In 2023, the voice cast for the film was revealed and the film was given an R-rating. The film takes inspiration from Action Comics titles Warworld Rising (2022), The Arena (2022), and Warworld Revolution (2022).

===Writing===
The film explores three different film genres, western, fantasy, and sci-fi from the 50s. This was done at the suggestion of executive producer Butch Lukic, who wanted to explore different genres after working for years on superhero animation, an idea director Jeff Wamester liked. The overall story model was inspired by King Kong and how it had characters on multiple storylines before converging on the climax.

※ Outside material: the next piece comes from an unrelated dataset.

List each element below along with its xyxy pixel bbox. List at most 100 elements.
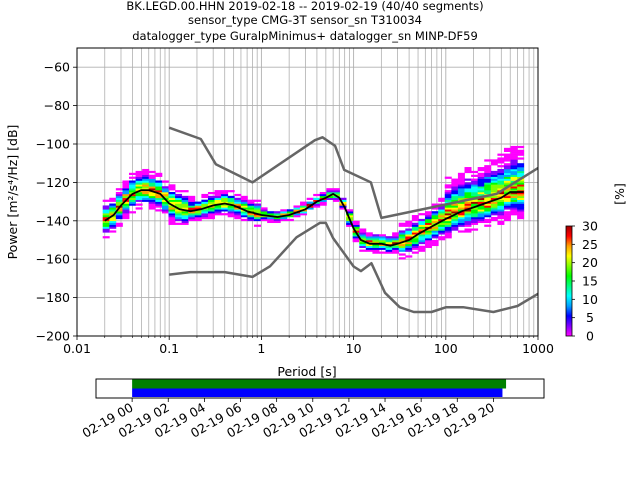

For the Western sequences, Lukic drew inspiration from 60s and 70s Spaghetti Western films, particularly High Plains Drifter, while the fantasy sequences were inspired by films such as Conan the Barbarian.

==Release==
Justice League: Warworld was released by Warner Bros. Home Entertainment on July 25, 2023. The film was also screened at San Diego Comic-Con on July 21, four days ahead of its release despite also being leaked online. Warworld and other animated DC films were released and labeled as DC Elseworlds.

==Reception==
On Rotten Tomatoes, the film has an approval rating of 43% based on 7 reviews, with an average rating of 5.00/10. Hayden Mears of IGN rated the film six out of 10, noting it feels like an event film, but lacks the emotional payoffs for a satisfying experience. Sam Stone of Comic Book Resources criticized the film's "anthology" type story, finding the main plotline following Batman and Warlord more interesting than Superman's and Wonder Woman's side stories.